The ping mechanism only detects this if the application-layer ping fires before the NAT timeout. At ping_interval=30, a ping fires every 30 seconds and keeps the NAT table entry alive. This is why the interval matters: it has to be shorter than your router's NAT idle timeout. Most consumer routers default to 5 minutes; some enterprise gear goes as low as 2 minutes. 30 seconds covers both.
If you are running on AWS or a cloud VPS, the same problem exists at the VPC security group and load balancer layer. The fix is the same: keep pings frequent enough to prevent idle-timeout eviction.
What This Looks Like in the Logs
After adding the watchdog and ping configuration, the SQLite log now has a connection_events table:
2026-04-22 02:07:44 | PING_SENT
2026-04-22 02:07:44 | PONG_RECEIVED
2026-04-22 02:08:14 | PING_SENT
2026-04-22 02:08:14 | PONG_RECEIVED
...
The reconnect has only triggered twice in the past month. Both times it reconnected cleanly within 10 seconds, subscribed to the stream again, and resumed trading without manual intervention. The bot ran through both events without me knowing until I checked the logs the next day.
That is the goal. The failure should be boring and automatic, not a 2 AM alert requiring a manual restart.
The full Alpaca bot source code, including the streaming client, watchdog pattern, and SQLite logging layer, is part of the Predict & Profit dual-bot package.
How It Works — Full System Overview
Frequently Asked Questions
Q: Why use WebSocket instead of polling the REST API?
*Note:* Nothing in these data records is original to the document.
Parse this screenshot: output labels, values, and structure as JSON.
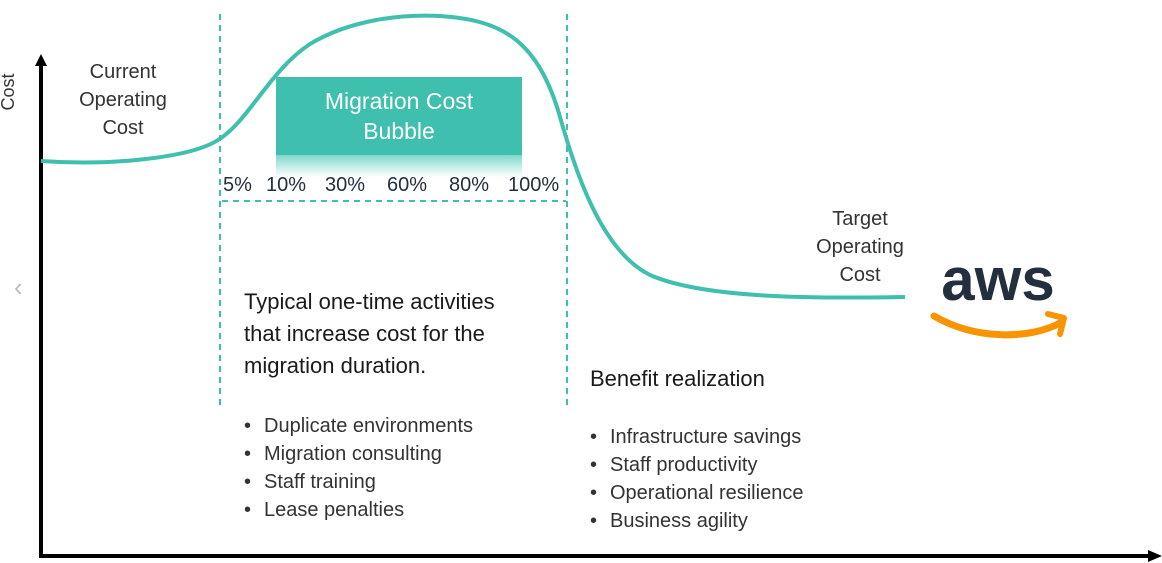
{
  "axis": {
    "y_label": "Cost"
  },
  "labels": {
    "current_cost": [
      "Current",
      "Operating",
      "Cost"
    ],
    "target_cost": [
      "Target",
      "Operating",
      "Cost"
    ]
  },
  "bubble": {
    "line1": "Migration Cost",
    "line2": "Bubble"
  },
  "percentages": [
    "5%",
    "10%",
    "30%",
    "60%",
    "80%",
    "100%"
  ],
  "migration": {
    "heading": [
      "Typical one-time activities",
      "that increase cost for the",
      "migration duration."
    ],
    "items": [
      "Duplicate environments",
      "Migration consulting",
      "Staff training",
      "Lease penalties"
    ]
  },
  "benefit": {
    "heading": "Benefit realization",
    "items": [
      "Infrastructure savings",
      "Staff productivity",
      "Operational resilience",
      "Business agility"
    ]
  },
  "logo": {
    "text": "aws"
  },
  "colors": {
    "curve": "#3fbfad",
    "axis": "#000000",
    "logo_text": "#232f3e",
    "logo_smile": "#f79400"
  }
}
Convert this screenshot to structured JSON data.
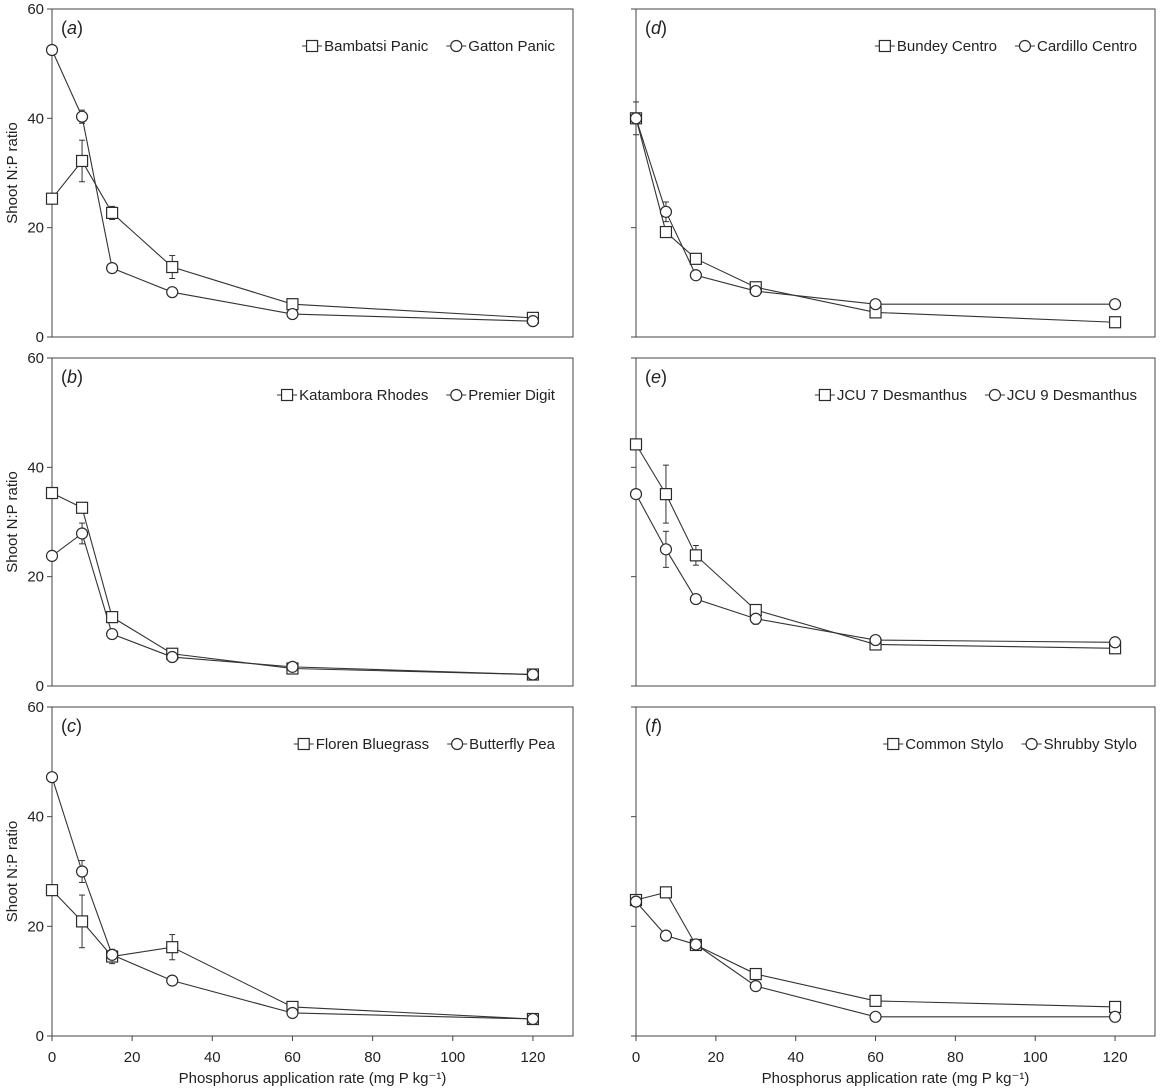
{
  "chart_data": [
    {
      "type": "line",
      "panel_label": "(a)",
      "x": [
        0,
        7.5,
        15,
        30,
        60,
        120
      ],
      "xlim": [
        0,
        130
      ],
      "ylim": [
        0,
        60
      ],
      "yticks": [
        0,
        20,
        40,
        60
      ],
      "ytick_labels": [
        "0",
        "20",
        "40",
        "60"
      ],
      "ylabel": "Shoot N:P ratio",
      "legend_position": "top-right",
      "series": [
        {
          "name": "Bambatsi Panic",
          "marker": "square",
          "values": [
            25.3,
            32.2,
            22.7,
            12.8,
            6.0,
            3.5
          ],
          "errors": [
            0,
            3.8,
            1.2,
            2.1,
            0,
            0
          ]
        },
        {
          "name": "Gatton Panic",
          "marker": "circle",
          "values": [
            52.5,
            40.3,
            12.6,
            8.2,
            4.2,
            2.9
          ],
          "errors": [
            0,
            1.2,
            0,
            0,
            0,
            0
          ]
        }
      ]
    },
    {
      "type": "line",
      "panel_label": "(b)",
      "x": [
        0,
        7.5,
        15,
        30,
        60,
        120
      ],
      "xlim": [
        0,
        130
      ],
      "ylim": [
        0,
        60
      ],
      "yticks": [
        0,
        20,
        40,
        60
      ],
      "ytick_labels": [
        "0",
        "20",
        "40",
        "60"
      ],
      "ylabel": "Shoot N:P ratio",
      "legend_position": "top-right",
      "series": [
        {
          "name": "Katambora Rhodes",
          "marker": "square",
          "values": [
            35.3,
            32.6,
            12.6,
            5.9,
            3.2,
            2.1
          ],
          "errors": [
            0,
            0,
            0,
            0,
            0,
            0
          ]
        },
        {
          "name": "Premier Digit",
          "marker": "circle",
          "values": [
            23.8,
            27.9,
            9.5,
            5.3,
            3.5,
            2.1
          ],
          "errors": [
            0,
            1.9,
            0,
            0,
            0,
            0
          ]
        }
      ]
    },
    {
      "type": "line",
      "panel_label": "(c)",
      "x": [
        0,
        7.5,
        15,
        30,
        60,
        120
      ],
      "xlim": [
        0,
        130
      ],
      "ylim": [
        0,
        60
      ],
      "yticks": [
        0,
        20,
        40,
        60
      ],
      "ytick_labels": [
        "0",
        "20",
        "40",
        "60"
      ],
      "xticks": [
        0,
        20,
        40,
        60,
        80,
        100,
        120
      ],
      "xtick_labels": [
        "0",
        "20",
        "40",
        "60",
        "80",
        "100",
        "120"
      ],
      "ylabel": "Shoot N:P ratio",
      "xlabel": "Phosphorus application rate (mg P kg⁻¹)",
      "legend_position": "top-right",
      "series": [
        {
          "name": "Floren Bluegrass",
          "marker": "square",
          "values": [
            26.6,
            20.9,
            14.5,
            16.2,
            5.3,
            3.1
          ],
          "errors": [
            0,
            4.8,
            1.3,
            2.3,
            0,
            0
          ]
        },
        {
          "name": "Butterfly Pea",
          "marker": "circle",
          "values": [
            47.2,
            30.0,
            14.8,
            10.1,
            4.2,
            3.1
          ],
          "errors": [
            0,
            2.0,
            0,
            0,
            0,
            0
          ]
        }
      ]
    },
    {
      "type": "line",
      "panel_label": "(d)",
      "x": [
        0,
        7.5,
        15,
        30,
        60,
        120
      ],
      "xlim": [
        0,
        130
      ],
      "ylim": [
        0,
        60
      ],
      "yticks": [
        0,
        20,
        40,
        60
      ],
      "legend_position": "top-right",
      "series": [
        {
          "name": "Bundey Centro",
          "marker": "square",
          "values": [
            40.0,
            19.2,
            14.3,
            9.1,
            4.5,
            2.7
          ],
          "errors": [
            3.0,
            0,
            0,
            0,
            0,
            0
          ]
        },
        {
          "name": "Cardillo Centro",
          "marker": "circle",
          "values": [
            40.0,
            22.9,
            11.3,
            8.4,
            6.0,
            6.0
          ],
          "errors": [
            0,
            1.8,
            0,
            0,
            0,
            0
          ]
        }
      ]
    },
    {
      "type": "line",
      "panel_label": "(e)",
      "x": [
        0,
        7.5,
        15,
        30,
        60,
        120
      ],
      "xlim": [
        0,
        130
      ],
      "ylim": [
        0,
        60
      ],
      "yticks": [
        0,
        20,
        40,
        60
      ],
      "legend_position": "top-right",
      "series": [
        {
          "name": "JCU 7 Desmanthus",
          "marker": "square",
          "values": [
            44.2,
            35.1,
            23.9,
            13.9,
            7.6,
            6.9
          ],
          "errors": [
            0,
            5.3,
            1.8,
            0,
            0,
            0
          ]
        },
        {
          "name": "JCU 9 Desmanthus",
          "marker": "circle",
          "values": [
            35.1,
            25.0,
            15.9,
            12.3,
            8.4,
            8.0
          ],
          "errors": [
            0,
            3.3,
            0,
            1.0,
            0,
            0
          ]
        }
      ]
    },
    {
      "type": "line",
      "panel_label": "(f)",
      "x": [
        0,
        7.5,
        15,
        30,
        60,
        120
      ],
      "xlim": [
        0,
        130
      ],
      "ylim": [
        0,
        60
      ],
      "yticks": [
        0,
        20,
        40,
        60
      ],
      "xticks": [
        0,
        20,
        40,
        60,
        80,
        100,
        120
      ],
      "xtick_labels": [
        "0",
        "20",
        "40",
        "60",
        "80",
        "100",
        "120"
      ],
      "xlabel": "Phosphorus application rate (mg P kg⁻¹)",
      "legend_position": "top-right",
      "series": [
        {
          "name": "Common Stylo",
          "marker": "square",
          "values": [
            24.8,
            26.2,
            16.6,
            11.3,
            6.4,
            5.3
          ],
          "errors": [
            0,
            0,
            0,
            0,
            0,
            0
          ]
        },
        {
          "name": "Shrubby Stylo",
          "marker": "circle",
          "values": [
            24.5,
            18.3,
            16.7,
            9.1,
            3.5,
            3.5
          ],
          "errors": [
            0,
            0,
            0,
            0,
            0,
            0
          ]
        }
      ]
    }
  ]
}
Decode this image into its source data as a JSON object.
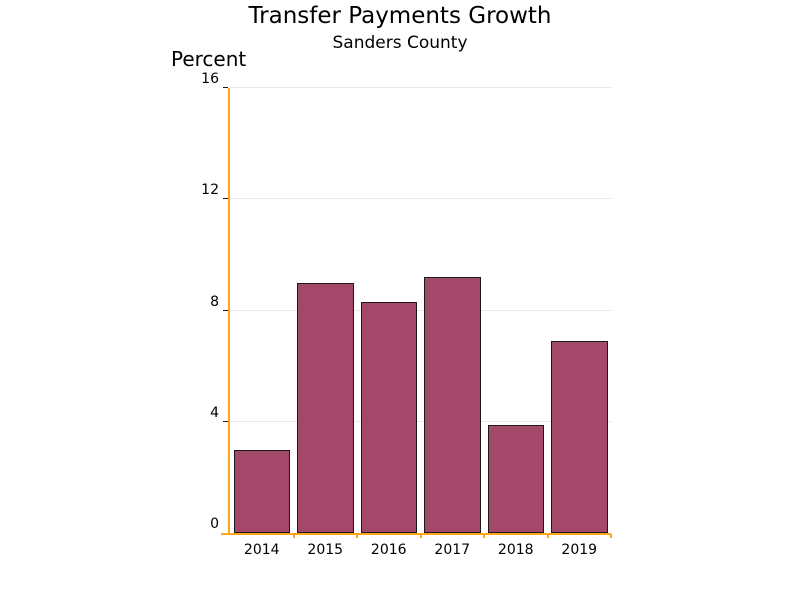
{
  "chart_data": {
    "type": "bar",
    "title": "Transfer Payments Growth",
    "subtitle": "Sanders County",
    "ylabel": "Percent",
    "xlabel": "",
    "categories": [
      "2014",
      "2015",
      "2016",
      "2017",
      "2018",
      "2019"
    ],
    "values": [
      3.0,
      9.0,
      8.3,
      9.2,
      3.9,
      6.9
    ],
    "ylim": [
      0,
      16
    ],
    "yticks": [
      0,
      4,
      8,
      12,
      16
    ],
    "grid": true,
    "legend_position": "none",
    "colors": {
      "bar_fill": "#A34869",
      "bar_border": "#1A1A1A",
      "axis": "#FFA41B",
      "gridline": "#E8E8E8",
      "tick_mark": "#1A1A1A",
      "text": "#000000",
      "background": "#FFFFFF"
    }
  }
}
A: REST polling introduces latency proportional to your polling interval. For intraday trading decisions that depend on recent price action, WebSocket streaming gives you sub-second data delivery with no polling overhead.
Q: Does the watchdog thread cause race conditions?
A: The watchdog only reads last_received and calls ws.close(). The WebSocket library handles the close safely. The only shared mutable state is last_received, which is written by the message handler and read by the watchdog. In Python, a timestamp assignment is atomic at the interpreter level, so no explicit lock is needed for this single value.
Q: What if the bot misses trades during a reconnect?
A: During the reconnect window (typically under 10 seconds), trade events are not received. For a bot trading on 5-minute or longer intervals, this is acceptable. For a high-frequency system with sub-second requirements, you would need a more sophisticated gap-fill mechanism, which is outside the scope of this setup.